A further direction was also given that original order would have to be reviewed by a committee consisting of Cabinet Secretary, Law Secretary and Secretary for Telephone Communication at the Central level and also a corresponding committee at the state level and if it considers that there has been a contravention of the Act, it will set aside the order and also destroy copies of intercepted material.

But technology is proving to be faster than the law, and certainly enabling politicians to dig a hole for ethics. It is now possible to intercept conversations and messages without leaving any tracks; so anyone trying to peep into your personal mental diary can do so if he has access to the equipment. Politicians, ever so eager to find out what is happening in the rival camp, or the rival's mind, will be prone to misusing the technology and the equipment.

And tax payer's money is being spent to enable the politicians to buy this equipment and care if being taken not to have a public debate on any system of checks and balances before the move gets your money.

In 2005, the United States was jolted with revelations about domestic spying by the National Security Agency, and Americans were made to understand that when the politician at the helm will decide, he can make his own laws and change the rules.

Bush tried to battle critics, insisting that his decision to conduct warrant less wiretaps on hundreds of people inside the United States, including American citizens, was necessary and fully consistent with the Constitution and federal law but neither claim stood up to scrutiny.

It is time people in Punjab and in other parts of India learn their lessons from the American experience and stop the legalization of a monstrous illegality. It is very easy for the politicians to say during the times of "war on terror" that legal niceties are too time-consuming. That position is difficult to accept. The true reasons behind the Akali Dal-BJP government's decision are not difficult to decode: they want to simply open your mind and read it like a book. Then make you pay for it.

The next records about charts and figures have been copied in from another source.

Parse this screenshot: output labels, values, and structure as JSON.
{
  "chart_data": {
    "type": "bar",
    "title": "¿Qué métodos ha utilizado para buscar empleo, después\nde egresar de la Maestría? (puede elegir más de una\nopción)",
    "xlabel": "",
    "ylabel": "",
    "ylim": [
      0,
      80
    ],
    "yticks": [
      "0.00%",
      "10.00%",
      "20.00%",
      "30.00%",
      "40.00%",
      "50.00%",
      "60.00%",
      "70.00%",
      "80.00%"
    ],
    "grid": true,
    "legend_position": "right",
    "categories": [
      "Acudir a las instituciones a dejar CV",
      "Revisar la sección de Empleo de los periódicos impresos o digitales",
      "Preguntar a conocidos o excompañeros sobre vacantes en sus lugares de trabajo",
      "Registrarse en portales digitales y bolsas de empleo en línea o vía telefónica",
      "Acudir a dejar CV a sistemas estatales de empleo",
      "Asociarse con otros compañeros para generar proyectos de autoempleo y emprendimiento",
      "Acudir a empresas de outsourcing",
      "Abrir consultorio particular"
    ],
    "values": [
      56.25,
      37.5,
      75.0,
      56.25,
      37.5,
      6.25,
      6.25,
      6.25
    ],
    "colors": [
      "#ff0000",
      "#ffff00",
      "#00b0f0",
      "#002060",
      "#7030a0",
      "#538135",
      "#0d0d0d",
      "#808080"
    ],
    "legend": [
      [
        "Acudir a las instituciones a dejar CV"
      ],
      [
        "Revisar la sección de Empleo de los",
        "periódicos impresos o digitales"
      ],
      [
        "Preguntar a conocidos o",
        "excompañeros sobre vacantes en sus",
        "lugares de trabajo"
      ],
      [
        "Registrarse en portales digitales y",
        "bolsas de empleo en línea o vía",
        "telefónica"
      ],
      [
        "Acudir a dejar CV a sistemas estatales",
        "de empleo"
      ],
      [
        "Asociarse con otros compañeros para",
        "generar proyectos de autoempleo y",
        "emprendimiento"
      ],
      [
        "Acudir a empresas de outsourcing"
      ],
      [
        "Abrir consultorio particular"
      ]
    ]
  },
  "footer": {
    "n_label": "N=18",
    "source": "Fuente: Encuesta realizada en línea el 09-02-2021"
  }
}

It is surprising that Indian courts are letting this happen. In 1952, the US Supreme Court considered an argument during the Korean War. Youngstown Sheet & Tube Co. v. Sawyer, widely considered the most important separation-of-powers case ever decided by the court, flatly rejected the president's assertion of unilateral domestic authority even during wartime. President Truman had invoked the commander-in-chief clause to justify seizing most of the nation's steel mills. A nationwide strike threatened to undermine the war, Truman contended, because the mills were critical to manufacturing munitions.

The Supreme Court's rationale for rejecting Truman's claims applies with full force here. Justice Robert Jackson then identified three possible scenarios in which a president's actions may be challenged. Where the president acts with explicit or implicit authorization from Congress, his authority "is at its maximum," and will generally be upheld. Where Congress has been silent, the president acts in a "zone of twilight" in which legality "is likely to depend on the imperatives of events and contemporary imponderables rather than on abstract theories of law." But where the president acts in defiance of "the expressed or implied will of Congress," Justice Jackson maintained, his power is "at its lowest ebb," and his actions can be sustained only if Congress has no authority to regulate the subject at all.

Why was the wire tapping issue not brought up in the Punjab Assembly, why was no public debate initiated on it, why is the civil society silent about it, and where are the provisions to prevent misuse?

Punjab has no answers but it has the money to go and buy a monster machine. It must be stopped before the monster threatens us all.